# Was muss ich in Frankreich beim Angeln beachten



## Stefce (28. Juli 2008)

Hi ich fahre in 14 Tagen nach Frankreich an den Donnenbachsee und wollte mal fragen was man Grundsätzlich so beachten muss in Frankreich.
Wollen auf Karpfen, Hecht, Zander (mit totem Köfi), Forelle und Schleihe. Es werden ausser ein paar Forellen alle Fische wieder schwimme gelassen. Aber gibt es halt einfach dinge die man wissen muss? Darf man grundsätzlich dort Nachtangeln?
Fischreuse zum fangen von Köfis? etc.

Danke Stefce


----------



## Olek1978 (29. Juli 2008)

*AW: Was muss ich in Frankreich beim Angeln beachten*

Ich war gerade in Südfrankreich...super zum Angeln, kann ich nur wärmstens empfehlen.
In der Regel ist es in Frankreich so, dass die Gewässer einer Region von Fischereiverbänden verwaltet werden. Diese geben hierfür dann einen Erlaubnisschein aus (war zumindest dort wo ich war so).

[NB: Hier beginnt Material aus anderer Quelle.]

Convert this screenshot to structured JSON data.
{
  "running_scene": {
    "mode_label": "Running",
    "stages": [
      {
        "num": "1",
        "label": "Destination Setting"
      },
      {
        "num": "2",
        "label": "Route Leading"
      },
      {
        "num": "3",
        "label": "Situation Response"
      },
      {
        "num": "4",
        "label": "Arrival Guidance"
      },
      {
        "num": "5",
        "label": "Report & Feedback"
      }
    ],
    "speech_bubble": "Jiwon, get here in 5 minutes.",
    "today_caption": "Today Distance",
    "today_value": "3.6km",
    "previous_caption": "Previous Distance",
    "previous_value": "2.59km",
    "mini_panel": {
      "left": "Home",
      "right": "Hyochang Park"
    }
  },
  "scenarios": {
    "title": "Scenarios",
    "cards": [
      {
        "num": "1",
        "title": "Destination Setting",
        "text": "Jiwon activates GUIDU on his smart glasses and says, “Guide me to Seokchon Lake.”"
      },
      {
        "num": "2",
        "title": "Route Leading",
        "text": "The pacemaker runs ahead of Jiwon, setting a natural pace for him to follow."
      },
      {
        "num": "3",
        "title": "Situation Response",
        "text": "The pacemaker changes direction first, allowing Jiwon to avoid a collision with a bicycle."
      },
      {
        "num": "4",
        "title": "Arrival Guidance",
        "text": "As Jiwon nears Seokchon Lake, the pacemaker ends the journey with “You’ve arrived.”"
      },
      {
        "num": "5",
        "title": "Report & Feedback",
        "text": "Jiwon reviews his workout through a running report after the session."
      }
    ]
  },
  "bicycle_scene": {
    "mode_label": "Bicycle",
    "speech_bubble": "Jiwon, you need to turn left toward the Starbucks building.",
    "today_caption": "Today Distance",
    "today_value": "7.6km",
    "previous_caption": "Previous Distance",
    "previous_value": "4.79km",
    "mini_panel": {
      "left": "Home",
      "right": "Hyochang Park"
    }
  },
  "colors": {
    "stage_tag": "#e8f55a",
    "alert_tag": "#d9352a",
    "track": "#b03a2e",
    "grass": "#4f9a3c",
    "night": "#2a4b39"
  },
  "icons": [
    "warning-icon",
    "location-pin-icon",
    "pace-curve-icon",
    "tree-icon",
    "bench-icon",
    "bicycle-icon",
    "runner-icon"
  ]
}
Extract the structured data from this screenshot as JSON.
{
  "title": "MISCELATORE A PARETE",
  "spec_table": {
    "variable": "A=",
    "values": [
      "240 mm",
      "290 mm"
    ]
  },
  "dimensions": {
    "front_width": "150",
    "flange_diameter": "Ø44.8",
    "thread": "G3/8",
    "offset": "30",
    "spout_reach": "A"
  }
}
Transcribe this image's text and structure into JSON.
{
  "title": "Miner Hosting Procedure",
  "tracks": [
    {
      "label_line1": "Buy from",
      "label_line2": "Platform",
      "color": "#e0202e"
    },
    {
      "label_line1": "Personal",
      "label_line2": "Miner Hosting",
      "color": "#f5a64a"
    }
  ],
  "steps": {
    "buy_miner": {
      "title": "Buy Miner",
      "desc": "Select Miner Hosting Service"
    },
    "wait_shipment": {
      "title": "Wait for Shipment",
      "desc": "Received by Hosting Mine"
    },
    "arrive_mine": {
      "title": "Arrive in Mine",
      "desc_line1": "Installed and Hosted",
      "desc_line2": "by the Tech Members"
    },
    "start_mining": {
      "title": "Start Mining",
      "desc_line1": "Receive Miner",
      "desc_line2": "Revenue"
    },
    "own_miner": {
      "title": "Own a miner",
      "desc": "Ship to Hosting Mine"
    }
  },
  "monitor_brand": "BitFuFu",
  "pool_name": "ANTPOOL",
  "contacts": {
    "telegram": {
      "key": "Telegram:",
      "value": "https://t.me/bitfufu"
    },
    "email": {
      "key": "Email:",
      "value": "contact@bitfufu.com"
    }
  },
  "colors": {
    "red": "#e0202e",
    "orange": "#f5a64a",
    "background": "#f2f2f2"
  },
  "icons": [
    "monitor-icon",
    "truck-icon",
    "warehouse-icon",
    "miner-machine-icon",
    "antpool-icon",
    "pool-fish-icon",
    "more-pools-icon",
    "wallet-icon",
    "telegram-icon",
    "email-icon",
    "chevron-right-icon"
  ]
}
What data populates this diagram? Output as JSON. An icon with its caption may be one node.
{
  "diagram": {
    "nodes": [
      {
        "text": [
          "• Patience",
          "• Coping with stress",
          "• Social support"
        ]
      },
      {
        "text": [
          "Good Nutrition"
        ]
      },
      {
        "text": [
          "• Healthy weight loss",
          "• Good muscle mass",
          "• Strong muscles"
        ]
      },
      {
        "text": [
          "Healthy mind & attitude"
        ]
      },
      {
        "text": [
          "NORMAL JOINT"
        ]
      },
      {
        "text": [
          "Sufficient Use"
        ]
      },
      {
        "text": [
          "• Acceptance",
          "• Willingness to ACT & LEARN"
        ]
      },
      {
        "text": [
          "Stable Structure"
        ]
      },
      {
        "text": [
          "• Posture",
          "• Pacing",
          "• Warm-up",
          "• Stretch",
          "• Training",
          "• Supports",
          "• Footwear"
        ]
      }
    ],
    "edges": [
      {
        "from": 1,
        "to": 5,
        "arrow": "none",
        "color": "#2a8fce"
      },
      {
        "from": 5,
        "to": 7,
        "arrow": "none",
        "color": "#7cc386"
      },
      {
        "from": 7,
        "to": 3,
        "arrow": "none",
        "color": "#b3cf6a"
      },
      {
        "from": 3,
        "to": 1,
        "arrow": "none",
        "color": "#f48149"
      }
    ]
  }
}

Damit kann man dann die nicht privaten Gewässer dieser Region für eine bestimmte Zeit beangeln. Zu dem Schein habe ich auch noch ein Infoheft bekommen in dem die einzelnen Bestimmungen standen. Wichtig sind vor allem Schonmaße und und Fangbegrenzungen, aber wenn ihr eh die meisten Fische wieder reinsetzt sicher nicht so wichtig. In der Region wo ich war gab es ein Release-Verbot für Katzenwelse, Sonnenbarsche und amerikanische Flußkrebse, da man diese als eingeschleppte Arten wohl gerne wieder loswerden würde.
Nachtangeln ist meines Wissens in Frankreich nicht generell erlaubt, sondern in der Regel darf man nur von 1 Stunde vor Sonnenaufgang bis eine Stunde nach Sonnenuntergang Angeln. Hier gibt es aber sicher auch Ausnahmen...
Beste Grüße und viel Spaß,
Ole


----------



## J-son (29. Juli 2008)

*AW: Was muss ich in Frankreich beim Angeln beachten*

Servus,

schau mal hier.

GRZ:
J@Y


----------



## WallerPaule92 (5. August 2008)

*AW: Was muss ich in Frankreich beim Angeln beachten*

Hallo ich fahre auch nach frankreich (am 15.august) wir fahren mit dem hausboot in burgund und ich habe noch immer keine ahnung welche angelgesetze frankreich hat(lebender köfi,drillinge,fischen vom boot...)falls du etwas erfährst informier mich bitte...

lg.paul


----------



## Nikile (5. August 2008)

*AW: Was muss ich in Frankreich beim Angeln beachten*

Sorry Leute für den dummen Post, aber habt ihr noch nichts von www.google.de gehört?


----------



## madmax9965 (10. August 2008)

*AW: Was muss ich in Frankreich beim Angeln beachten*

halllo waller paule
war schon zwei mal mit dem hausboot in frankreich,erstes mal die gegend um auxerre und 2006 den loire seiten- canal. angelkarten bekommt man in den angelgeschäften (2 wochen ca. 30 eu) zu den bestimmungen kann ich dir nix sagen habe nichts gelesen noch hat es mir jemand erklärt . es wird aber an den canälen glaube ich auch nicht wirklich kontrolliert.ich habe dort vor allem mit mais geangangelt darauf fängt man massen von katzenwelsen,achtung die dinger haben gifttige stacheln an den flossen.
sie sollen aber super schmecken.brassen habe ich damit auch gefangen.habe im ersten urlaub auserdem beim fischen mit gummifisch, barsche nen kleinen zander und einen 60cm hecht gefangen. 2006 hatte ich aber raubfischmäsig keinen kontakt obwohl ich etliches an kunstködern ausprobiert habe.entschädigent dafür habe ich mit boilies drei karpfen gefangen,
mit 6kg und zwei mit 7kg.
schönen urlaub
madmax


----------